Thèmes de recherche qui intéressent les étudiants

Le Lab encourage délibérément les étudiants à mener des recherches qui leur tiennent personnellement à cœur, plutôt que de se limiter aux thèmes imposés par les enseignants. Cela permet de maintenir un niveau d’engagement élevé et rend l’apprentissage personnel, significatif et captivant. Qu’il s’agisse de marques, de technologie ou de questions sociales, les étudiants sont encouragés à explorer l’impact concret de la recherche sur le comportement humain à travers des thèmes qui reflètent leurs centres d’intérêt, tels que :

  • Comment les stratégies de marque minimalistes et maximalistes influencent la mémorisation de la marque.
  • La question de savoir si les influenceurs générés par l'IA sont perçus comme dignes de confiance.
  • Comment les supporters réagissent aux changements apportés aux logos des équipes sportives.
  • Le rôle des émotions dans la publicité axée sur le développement durable.
Le département d’ergonomie du Ruhr-West UnI Lab

Ces projets estompent souvent les frontières entre la recherche universitaire, les analyses marketing et la conception centrée sur l’utilisateur, reflétant ainsi le caractère interdisciplinaire de la recherche sur le comportement humain aujourd’hui.

Voici Betty Brown, véritable ambassadrice de la culture

La science en général, et la participation à des études en particulier, peuvent être intimidantes, surtout lorsqu’il s’agit de caméras, de capteurs et de performances en situation sociale.

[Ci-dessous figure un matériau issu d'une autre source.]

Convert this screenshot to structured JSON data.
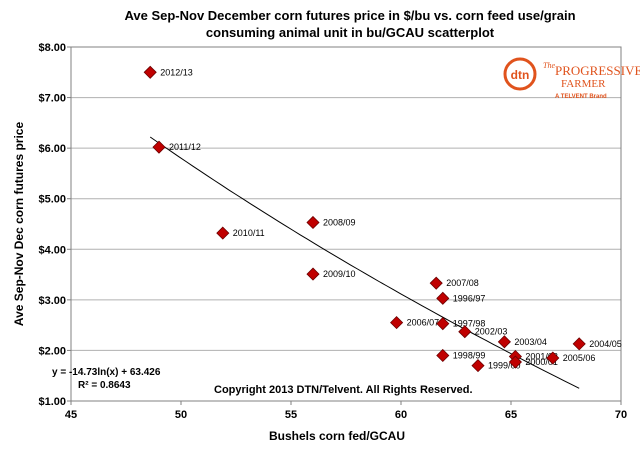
{
  "colors": {
    "marker": "#c00000",
    "marker_stroke": "#6b0000",
    "trend": "#000000",
    "grid": "#b0b0b0",
    "logo": "#e0531d"
  },
  "logo": {
    "icon_text": "dtn",
    "brand_line1": "The",
    "brand_line2": "PROGRESSIVE",
    "brand_line3": "FARMER",
    "brand_sub": "A TELVENT Brand"
  },
  "chart_data": {
    "type": "scatter",
    "title_line1": "Ave Sep-Nov December corn futures price in $/bu vs. corn feed use/grain",
    "title_line2": "consuming animal unit in bu/GCAU scatterplot",
    "xlabel": "Bushels corn fed/GCAU",
    "ylabel": "Ave Sep-Nov Dec corn futures price",
    "xlim": [
      45,
      70
    ],
    "ylim": [
      1.0,
      8.0
    ],
    "x_ticks": [
      "45",
      "50",
      "55",
      "60",
      "65",
      "70"
    ],
    "y_ticks": [
      "$1.00",
      "$2.00",
      "$3.00",
      "$4.00",
      "$5.00",
      "$6.00",
      "$7.00",
      "$8.00"
    ],
    "grid": {
      "horizontal": true,
      "vertical": false
    },
    "points": [
      {
        "label": "2012/13",
        "x": 48.6,
        "y": 7.5
      },
      {
        "label": "2011/12",
        "x": 49.0,
        "y": 6.02
      },
      {
        "label": "2010/11",
        "x": 51.9,
        "y": 4.32
      },
      {
        "label": "2008/09",
        "x": 56.0,
        "y": 4.53
      },
      {
        "label": "2009/10",
        "x": 56.0,
        "y": 3.51
      },
      {
        "label": "2006/07",
        "x": 59.8,
        "y": 2.55
      },
      {
        "label": "2007/08",
        "x": 61.6,
        "y": 3.33
      },
      {
        "label": "1996/97",
        "x": 61.9,
        "y": 3.03
      },
      {
        "label": "1997/98",
        "x": 61.9,
        "y": 2.53
      },
      {
        "label": "1998/99",
        "x": 61.9,
        "y": 1.9
      },
      {
        "label": "2002/03",
        "x": 62.9,
        "y": 2.37
      },
      {
        "label": "1999/00",
        "x": 63.5,
        "y": 1.7
      },
      {
        "label": "2003/04",
        "x": 64.7,
        "y": 2.17
      },
      {
        "label": "2001/02",
        "x": 65.2,
        "y": 1.88
      },
      {
        "label": "2000/01",
        "x": 65.2,
        "y": 1.77
      },
      {
        "label": "2005/06",
        "x": 66.9,
        "y": 1.85
      },
      {
        "label": "2004/05",
        "x": 68.1,
        "y": 2.13
      }
    ],
    "trendline": {
      "type": "log",
      "a": -14.73,
      "b": 63.426,
      "x_range": [
        48.6,
        68.1
      ]
    },
    "equation": "y = -14.73ln(x) + 63.426",
    "r2": "R² = 0.8643",
    "copyright": "Copyright 2013 DTN/Telvent. All Rights Reserved."
  }
}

C’est pourquoi l’UnI Lab dispose de sa propre ambassadrice à la voix douce : Betty Brown, un gros ours en peluche qui se présente comme une « experte professionnelle de laboratoire » et porte une veste d’« experte professionnelle de laboratoire ». 

« Elle rend le laboratoire plus accessible », explique le Dr Hübner. « Surtout pour les étudiants qui utilisent des outils biométriques pour la première fois ou qui se lancent dans un scénario de négociation. Betty facilite les choses. »

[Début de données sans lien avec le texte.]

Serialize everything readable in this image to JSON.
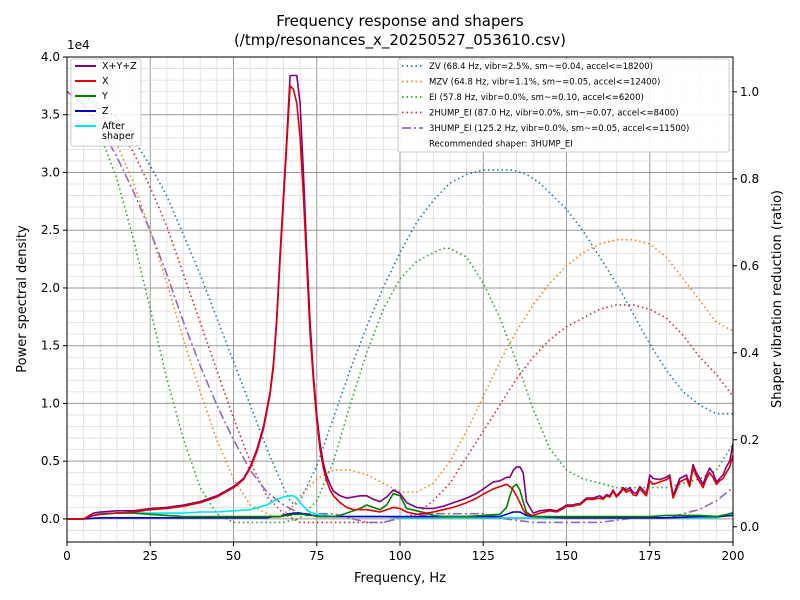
{
  "chart_data": {
    "type": "line",
    "title": "Frequency response and shapers",
    "subtitle": "(/tmp/resonances_x_20250527_053610.csv)",
    "xlabel": "Frequency, Hz",
    "ylabel": "Power spectral density",
    "y2label": "Shaper vibration reduction (ratio)",
    "y_exponent_label": "1e4",
    "xlim": [
      0,
      200
    ],
    "ylim": [
      -0.2,
      4.0
    ],
    "y2lim": [
      -0.035,
      1.08
    ],
    "grid": true,
    "x_ticks": [
      0,
      25,
      50,
      75,
      100,
      125,
      150,
      175,
      200
    ],
    "y_ticks": [
      "0.0",
      "0.5",
      "1.0",
      "1.5",
      "2.0",
      "2.5",
      "3.0",
      "3.5",
      "4.0"
    ],
    "y2_ticks": [
      "0.0",
      "0.2",
      "0.4",
      "0.6",
      "0.8",
      "1.0"
    ],
    "legend_left_position": "top-left",
    "legend_right_position": "top-right",
    "psd_series": [
      {
        "name": "X+Y+Z",
        "color": "#800080",
        "x": [
          0,
          5,
          8,
          10,
          15,
          20,
          25,
          30,
          35,
          40,
          45,
          50,
          53,
          55,
          57,
          59,
          61,
          62,
          63,
          64,
          65,
          66,
          67,
          68,
          69,
          70,
          71,
          72,
          73,
          74,
          75,
          76,
          77,
          78,
          79,
          80,
          82,
          84,
          86,
          88,
          90,
          92,
          94,
          96,
          98,
          100,
          102,
          105,
          108,
          110,
          113,
          116,
          120,
          123,
          126,
          128,
          130,
          132,
          133,
          134,
          135,
          136,
          137,
          138,
          140,
          142,
          145,
          147,
          149,
          150,
          152,
          153,
          154,
          156,
          158,
          160,
          161,
          162,
          163,
          164,
          165,
          166,
          167,
          168,
          169,
          170,
          171,
          172,
          173,
          174,
          175,
          176,
          178,
          180,
          181,
          182,
          184,
          186,
          187,
          188,
          189,
          190,
          191,
          192,
          193,
          194,
          195,
          196,
          197,
          198,
          199,
          200
        ],
        "y": [
          0.0,
          0.0,
          0.05,
          0.06,
          0.07,
          0.07,
          0.09,
          0.1,
          0.12,
          0.15,
          0.2,
          0.28,
          0.35,
          0.45,
          0.6,
          0.8,
          1.1,
          1.35,
          1.75,
          2.3,
          2.8,
          3.3,
          3.84,
          3.84,
          3.84,
          3.6,
          3.0,
          2.3,
          1.7,
          1.25,
          0.9,
          0.65,
          0.48,
          0.37,
          0.3,
          0.24,
          0.2,
          0.18,
          0.19,
          0.2,
          0.2,
          0.17,
          0.15,
          0.19,
          0.25,
          0.22,
          0.14,
          0.1,
          0.09,
          0.09,
          0.11,
          0.14,
          0.18,
          0.22,
          0.28,
          0.32,
          0.33,
          0.36,
          0.36,
          0.42,
          0.45,
          0.45,
          0.4,
          0.15,
          0.05,
          0.07,
          0.08,
          0.07,
          0.1,
          0.12,
          0.12,
          0.13,
          0.13,
          0.18,
          0.18,
          0.2,
          0.18,
          0.21,
          0.2,
          0.25,
          0.2,
          0.23,
          0.27,
          0.25,
          0.27,
          0.23,
          0.22,
          0.28,
          0.25,
          0.22,
          0.38,
          0.35,
          0.34,
          0.36,
          0.38,
          0.2,
          0.35,
          0.38,
          0.3,
          0.47,
          0.4,
          0.35,
          0.3,
          0.38,
          0.44,
          0.4,
          0.32,
          0.35,
          0.38,
          0.45,
          0.5,
          0.65
        ]
      },
      {
        "name": "X",
        "color": "#e00000",
        "x": [
          0,
          5,
          8,
          10,
          15,
          20,
          25,
          30,
          35,
          40,
          45,
          50,
          53,
          55,
          57,
          59,
          61,
          62,
          63,
          64,
          65,
          66,
          67,
          68,
          69,
          70,
          71,
          72,
          73,
          74,
          75,
          76,
          77,
          78,
          79,
          80,
          82,
          84,
          86,
          88,
          90,
          92,
          94,
          96,
          98,
          100,
          102,
          105,
          108,
          110,
          113,
          116,
          120,
          123,
          126,
          128,
          130,
          132,
          133,
          134,
          135,
          136,
          137,
          138,
          140,
          142,
          145,
          147,
          149,
          150,
          152,
          153,
          154,
          156,
          158,
          160,
          161,
          162,
          163,
          164,
          165,
          166,
          167,
          168,
          169,
          170,
          171,
          172,
          173,
          174,
          175,
          176,
          178,
          180,
          181,
          182,
          184,
          186,
          187,
          188,
          189,
          190,
          191,
          192,
          193,
          194,
          195,
          196,
          197,
          198,
          199,
          200
        ],
        "y": [
          0.0,
          0.0,
          0.03,
          0.04,
          0.05,
          0.06,
          0.08,
          0.09,
          0.11,
          0.14,
          0.19,
          0.27,
          0.34,
          0.44,
          0.58,
          0.78,
          1.08,
          1.32,
          1.72,
          2.25,
          2.75,
          3.25,
          3.75,
          3.72,
          3.6,
          3.3,
          2.8,
          2.2,
          1.6,
          1.2,
          0.85,
          0.6,
          0.44,
          0.33,
          0.25,
          0.2,
          0.14,
          0.1,
          0.08,
          0.08,
          0.08,
          0.07,
          0.06,
          0.08,
          0.1,
          0.09,
          0.06,
          0.04,
          0.05,
          0.06,
          0.08,
          0.1,
          0.14,
          0.18,
          0.23,
          0.26,
          0.28,
          0.3,
          0.28,
          0.25,
          0.2,
          0.14,
          0.08,
          0.04,
          0.03,
          0.05,
          0.07,
          0.06,
          0.09,
          0.11,
          0.11,
          0.12,
          0.12,
          0.17,
          0.17,
          0.18,
          0.17,
          0.2,
          0.19,
          0.24,
          0.19,
          0.22,
          0.26,
          0.23,
          0.25,
          0.21,
          0.2,
          0.26,
          0.23,
          0.2,
          0.33,
          0.3,
          0.32,
          0.34,
          0.36,
          0.18,
          0.32,
          0.35,
          0.28,
          0.44,
          0.37,
          0.32,
          0.27,
          0.35,
          0.4,
          0.36,
          0.3,
          0.33,
          0.35,
          0.4,
          0.45,
          0.55
        ]
      },
      {
        "name": "Y",
        "color": "#008000",
        "x": [
          0,
          5,
          8,
          10,
          15,
          20,
          25,
          30,
          35,
          40,
          45,
          50,
          55,
          60,
          62,
          64,
          66,
          67,
          68,
          69,
          70,
          71,
          72,
          73,
          74,
          75,
          76,
          78,
          80,
          82,
          84,
          86,
          88,
          90,
          92,
          94,
          96,
          98,
          100,
          102,
          105,
          108,
          110,
          113,
          116,
          120,
          125,
          130,
          132,
          133,
          134,
          135,
          136,
          137,
          138,
          140,
          145,
          150,
          155,
          160,
          165,
          170,
          175,
          180,
          185,
          190,
          195,
          200
        ],
        "y": [
          0.0,
          0.0,
          0.03,
          0.04,
          0.05,
          0.05,
          0.04,
          0.03,
          0.02,
          0.02,
          0.02,
          0.02,
          0.02,
          0.02,
          0.02,
          0.02,
          0.03,
          0.03,
          0.04,
          0.04,
          0.04,
          0.04,
          0.03,
          0.03,
          0.03,
          0.02,
          0.02,
          0.02,
          0.02,
          0.03,
          0.05,
          0.07,
          0.09,
          0.12,
          0.1,
          0.08,
          0.12,
          0.22,
          0.2,
          0.09,
          0.07,
          0.05,
          0.03,
          0.02,
          0.02,
          0.02,
          0.03,
          0.04,
          0.1,
          0.2,
          0.28,
          0.3,
          0.25,
          0.15,
          0.06,
          0.02,
          0.02,
          0.02,
          0.02,
          0.02,
          0.02,
          0.02,
          0.02,
          0.03,
          0.03,
          0.03,
          0.02,
          0.05
        ]
      },
      {
        "name": "Z",
        "color": "#0000c0",
        "x": [
          0,
          5,
          10,
          15,
          20,
          25,
          30,
          40,
          50,
          55,
          60,
          62,
          64,
          66,
          68,
          70,
          72,
          74,
          76,
          80,
          90,
          100,
          110,
          120,
          125,
          130,
          132,
          134,
          136,
          138,
          140,
          150,
          160,
          170,
          180,
          190,
          195,
          200
        ],
        "y": [
          0.0,
          0.0,
          0.01,
          0.01,
          0.01,
          0.01,
          0.01,
          0.01,
          0.01,
          0.01,
          0.01,
          0.02,
          0.02,
          0.04,
          0.05,
          0.05,
          0.04,
          0.03,
          0.02,
          0.02,
          0.02,
          0.02,
          0.02,
          0.02,
          0.02,
          0.02,
          0.04,
          0.06,
          0.06,
          0.03,
          0.02,
          0.01,
          0.01,
          0.01,
          0.01,
          0.02,
          0.02,
          0.03
        ]
      },
      {
        "name": "After\nshaper",
        "color": "#00e5ee",
        "x": [
          0,
          5,
          10,
          15,
          20,
          25,
          30,
          35,
          40,
          45,
          50,
          55,
          60,
          63,
          65,
          67,
          68,
          69,
          70,
          71,
          72,
          73,
          74,
          75,
          78,
          80,
          85,
          90,
          95,
          100,
          110,
          120,
          130,
          140,
          150,
          160,
          170,
          180,
          190,
          195,
          198,
          200
        ],
        "y": [
          0.0,
          0.0,
          0.05,
          0.05,
          0.05,
          0.05,
          0.05,
          0.05,
          0.06,
          0.06,
          0.07,
          0.08,
          0.12,
          0.17,
          0.19,
          0.2,
          0.2,
          0.18,
          0.14,
          0.11,
          0.08,
          0.06,
          0.05,
          0.04,
          0.03,
          0.02,
          0.02,
          0.02,
          0.02,
          0.01,
          0.01,
          0.01,
          0.01,
          0.01,
          0.01,
          0.01,
          0.01,
          0.01,
          0.01,
          0.01,
          0.03,
          0.06
        ]
      }
    ],
    "shaper_series": [
      {
        "name": "ZV (68.4 Hz, vibr=2.5%, sm~=0.04, accel<=18200)",
        "color": "#1f77b4",
        "x": [
          0,
          5,
          10,
          15,
          20,
          25,
          30,
          35,
          40,
          45,
          50,
          55,
          60,
          65,
          67,
          68.4,
          70,
          75,
          80,
          85,
          90,
          95,
          100,
          105,
          110,
          115,
          120,
          125,
          130,
          134,
          138,
          142,
          146,
          150,
          155,
          160,
          165,
          170,
          175,
          180,
          185,
          190,
          195,
          200
        ],
        "y": [
          1.0,
          0.99,
          0.97,
          0.94,
          0.89,
          0.83,
          0.76,
          0.67,
          0.58,
          0.48,
          0.38,
          0.28,
          0.18,
          0.09,
          0.06,
          0.05,
          0.06,
          0.14,
          0.25,
          0.36,
          0.46,
          0.55,
          0.63,
          0.7,
          0.75,
          0.79,
          0.81,
          0.82,
          0.82,
          0.82,
          0.81,
          0.79,
          0.76,
          0.73,
          0.68,
          0.62,
          0.56,
          0.49,
          0.42,
          0.36,
          0.31,
          0.28,
          0.26,
          0.26
        ]
      },
      {
        "name": "MZV (64.8 Hz, vibr=1.1%, sm~=0.05, accel<=12400)",
        "color": "#ff7f0e",
        "x": [
          0,
          5,
          10,
          15,
          20,
          25,
          30,
          35,
          40,
          45,
          50,
          55,
          60,
          63,
          65,
          67,
          70,
          75,
          80,
          85,
          90,
          95,
          100,
          105,
          110,
          115,
          120,
          125,
          130,
          135,
          140,
          145,
          150,
          155,
          160,
          165,
          170,
          175,
          180,
          185,
          190,
          195,
          200
        ],
        "y": [
          1.0,
          0.98,
          0.94,
          0.88,
          0.79,
          0.68,
          0.56,
          0.43,
          0.31,
          0.2,
          0.11,
          0.05,
          0.03,
          0.02,
          0.03,
          0.04,
          0.07,
          0.11,
          0.13,
          0.13,
          0.12,
          0.1,
          0.08,
          0.08,
          0.1,
          0.15,
          0.22,
          0.3,
          0.38,
          0.45,
          0.51,
          0.56,
          0.6,
          0.63,
          0.65,
          0.66,
          0.66,
          0.65,
          0.62,
          0.57,
          0.52,
          0.47,
          0.45
        ]
      },
      {
        "name": "EI (57.8 Hz, vibr=0.0%, sm~=0.10, accel<=6200)",
        "color": "#2ca02c",
        "x": [
          0,
          5,
          10,
          15,
          20,
          25,
          30,
          35,
          40,
          45,
          50,
          55,
          57.8,
          60,
          65,
          70,
          75,
          80,
          85,
          90,
          95,
          100,
          105,
          110,
          113,
          115,
          120,
          125,
          130,
          135,
          140,
          145,
          150,
          155,
          160,
          165,
          170,
          175,
          180,
          185,
          190,
          195,
          200
        ],
        "y": [
          1.0,
          0.97,
          0.9,
          0.8,
          0.66,
          0.5,
          0.34,
          0.2,
          0.09,
          0.03,
          0.01,
          0.01,
          0.01,
          0.01,
          0.01,
          0.02,
          0.06,
          0.15,
          0.28,
          0.4,
          0.5,
          0.57,
          0.61,
          0.63,
          0.64,
          0.64,
          0.62,
          0.56,
          0.48,
          0.38,
          0.27,
          0.18,
          0.13,
          0.11,
          0.1,
          0.09,
          0.09,
          0.09,
          0.09,
          0.1,
          0.11,
          0.13,
          0.19
        ]
      },
      {
        "name": "2HUMP_EI (87.0 Hz, vibr=0.0%, sm~=0.07, accel<=8400)",
        "color": "#d62728",
        "x": [
          0,
          5,
          10,
          15,
          20,
          25,
          30,
          35,
          40,
          45,
          50,
          55,
          60,
          65,
          70,
          75,
          80,
          85,
          90,
          95,
          100,
          105,
          110,
          115,
          120,
          125,
          130,
          135,
          140,
          145,
          150,
          155,
          160,
          165,
          170,
          175,
          180,
          185,
          190,
          195,
          200
        ],
        "y": [
          1.0,
          0.99,
          0.96,
          0.92,
          0.86,
          0.78,
          0.69,
          0.58,
          0.47,
          0.36,
          0.25,
          0.15,
          0.07,
          0.03,
          0.01,
          0.01,
          0.01,
          0.01,
          0.01,
          0.01,
          0.02,
          0.03,
          0.06,
          0.1,
          0.16,
          0.22,
          0.28,
          0.34,
          0.39,
          0.43,
          0.46,
          0.48,
          0.5,
          0.51,
          0.51,
          0.5,
          0.48,
          0.44,
          0.39,
          0.35,
          0.3
        ]
      },
      {
        "name": "3HUMP_EI (125.2 Hz, vibr=0.0%, sm~=0.05, accel<=11500)",
        "color": "#9467bd",
        "x": [
          0,
          5,
          10,
          15,
          20,
          25,
          30,
          35,
          40,
          45,
          50,
          55,
          60,
          65,
          70,
          75,
          80,
          85,
          90,
          95,
          100,
          110,
          120,
          125,
          130,
          140,
          150,
          160,
          170,
          180,
          190,
          195,
          200
        ],
        "y": [
          1.0,
          0.97,
          0.92,
          0.85,
          0.77,
          0.68,
          0.58,
          0.47,
          0.37,
          0.28,
          0.2,
          0.13,
          0.08,
          0.05,
          0.03,
          0.03,
          0.03,
          0.02,
          0.01,
          0.01,
          0.02,
          0.03,
          0.03,
          0.03,
          0.02,
          0.01,
          0.01,
          0.01,
          0.02,
          0.02,
          0.04,
          0.06,
          0.09
        ]
      }
    ],
    "recommended_text": "Recommended shaper: 3HUMP_EI"
  }
}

C’est un exemple modeste mais révélateur de l’approche du laboratoire, qui montre que la rigueur scientifique n’implique pas nécessairement stérilité et formalité. L’aspect humain de la recherche – la chaleur humaine, la curiosité, les liens sociaux – n’est pas ici une simple réflexion après coup. Il fait au contraire partie intégrante de la conception.

Et maintenant ?

La professeure Julia Thalmann et la docteure Maike Hübner considèrent toutes deux que le laboratoire évolue au rythme des changements technologiques et sociétaux. Des essais d’oculométrie dans des environnements de réalité virtuelle sont déjà en cours. 

Les outils de détection des émotions utilisés dans les établissements de soins aux personnes âgées ou en milieu hospitalier sont considérés comme de nouvelles pistes prometteuses à explorer. Et alors que l’intelligence artificielle joue un rôle de plus en plus important dans l’analyse du comportement, les considérations éthiques liées à l’interprétation des données et à l’autonomie occupent désormais le devant de la scène.

« Nous ne pouvons pas mentir sur notre comportement », déclare le professeur Thalmann. « C’est pourquoi ces travaux sont importants. Mais nous devons aussi les interpréter avec discernement, en faisant appel à la fois à la technologie et à l’empathie. »

Conclusion

L’UnI Lab n’est ni le plus grand ni le plus spectaculaire des centres de recherche. Ce qui le rend remarquable, c’est sa volonté délibérée : rendre la recherche sur le comportement accessible, enseignable et véritablement inclusive pour tous ceux qui franchissent ses portes. C’est un espace où les données biométriques sont démystifiées, où la théorie s’appuie sur la pratique, et où les étudiants sont invités à explorer non seulement ce que font les êtres humains, mais surtout pourquoi ils le font.